Après ce Shabbat, j’ai décidé de rejoindre un séminaire à Jérusalem avec uniquement des Israéliennes. J’étais toujours un peu perdue dans ma vie privée et je priais Hachem qu’Il m’aide et me guide.

Après quelques péripéties, je suis arrivée chez Rav Ovadia Yossef. Sa belle-fille m’a reçue et écoutée, puis le Rav m’a fait une braha.

J’ai aussi  rencontré le Rav Itshak Attali qui m’a pis son aile à mes dix-huit ans comme un vrai père. Grâce à lui j’ai Barouh Hashem

intégré le Séminaire «La Source» de Jerusalem pendant un peu plus d’un an.

Le fait d’avoir rencontré Rav Attali et d’avoir été si proche de la maison de Rav Ovadia Yossef m’a donné un amour de la Torah pour la vie !!!

 

Ce séminaire était pour moi comme une famille où j’ai appris toutes les bases d’une femme juive. En un an j’ai pu rattraper dix-huit années sans école juive.

Comme je n’avais pas besoin d’oulpan, les après-midi, je chantais et composais des chansons racontant mon histoire. A ce moment là, comme j’avais fait techouva, j’avais accepter l’idée de ne plus pouvoir chanter. Et c’est là que j’ai vraiment réussi…

À Pourim, ils ont organisé un grand spectacle. On m’a proposé d’écrire des chansons et de chanter celles que j’avais déjà. On ne me voyait pas sur scène, j’étais « la voix » du spectacle.

Les semaines suivantes, beaucoup de femmes ont contacté la direction pour demander une cassette des chansons du spectacle…

 C’est alors que Rav Yehia Amoyelle (z’’l) m’a contactée et m’a dit : « Écoute, même en France on a entendu parler de ce spectacle et de tes chansons. Renseignes toi et dis moi combien ça couterait d’enregistrer un album… »

Je devais tout faire rapidement : studio, graphisme, enregistrement… avant la fin de l’année. On était déjà en juin… et b’H, c’est comme ça que mon premier album est sorti…

Comment concilies tu ton art avec les exigences de la halakha, notamment les lois comme kol isha, la tsniout… ?

 Avant le spectacle de Pourim, je pensais que je ne pourrais pas chanter, que c’était un problème halakhique.

Quand on m’a demandé de participer, j’ai dit : « Je ne peux pas… je suis une femme… »

La rabbanite m’a répondu : « Devant des femmes, il n’y a pas de problème. » et c’est là que tout s’est ouvert.
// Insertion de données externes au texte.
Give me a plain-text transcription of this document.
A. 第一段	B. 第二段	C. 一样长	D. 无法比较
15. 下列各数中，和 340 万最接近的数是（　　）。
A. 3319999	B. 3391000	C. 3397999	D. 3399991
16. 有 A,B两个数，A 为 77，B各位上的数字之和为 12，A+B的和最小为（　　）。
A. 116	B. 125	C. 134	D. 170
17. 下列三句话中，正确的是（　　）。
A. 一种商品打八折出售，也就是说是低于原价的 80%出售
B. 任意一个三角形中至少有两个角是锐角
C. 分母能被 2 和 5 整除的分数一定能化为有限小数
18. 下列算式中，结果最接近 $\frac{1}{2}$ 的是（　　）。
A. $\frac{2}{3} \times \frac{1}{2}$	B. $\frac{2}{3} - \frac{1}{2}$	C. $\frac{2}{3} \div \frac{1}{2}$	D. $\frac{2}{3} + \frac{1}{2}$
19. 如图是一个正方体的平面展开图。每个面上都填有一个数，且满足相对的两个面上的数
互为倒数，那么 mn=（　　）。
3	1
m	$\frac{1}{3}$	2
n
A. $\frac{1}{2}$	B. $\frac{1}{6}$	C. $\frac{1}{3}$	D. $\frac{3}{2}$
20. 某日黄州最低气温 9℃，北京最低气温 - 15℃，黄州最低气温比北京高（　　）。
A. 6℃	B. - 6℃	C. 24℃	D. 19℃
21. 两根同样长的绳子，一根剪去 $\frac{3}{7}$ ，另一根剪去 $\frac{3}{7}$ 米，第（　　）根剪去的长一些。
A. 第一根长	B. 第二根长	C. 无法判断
Pour tout le reste, je pose des questions aux rabbanim et j’ai confiance en leur daat.

 As-tu rencontré des défis particuliers en débutant dans le monde musical religieux ?

 J’ai eu la chance d’être proche du Rav Ovadia.Yossef. Il a marqué ma techouva. Je lui posais mes questions. Avant de sortir mon premier album, il m’a dit de ne pas mettre ma photo ni mon nom dessus.

 Est-ce que tu considères ton chant comme une forme d’avodat Hachem ?

 Oui, complètement. Je vois le pouvoir de la musique lors de chaque soirée. Je ne suis pas une chanteuse : je transmets un message avec le keli que Hachem m’a donné — ma voix.

 Comment ton engagement spirituel influence-t-il les paroles de tes chansons et ton style musical ?

 C’est un mélange de deux univers : variété française et musique israélienne.

J’ai ces deux cultures : un père israélien, et une enfance en France puis en Israël.

Les mélodies que j’aime, je les habille de paroles de kedoucha pour transformer le ‘hol en kodesh.

Certaines chansons sont très mizrahi, d’autres très hassidiques.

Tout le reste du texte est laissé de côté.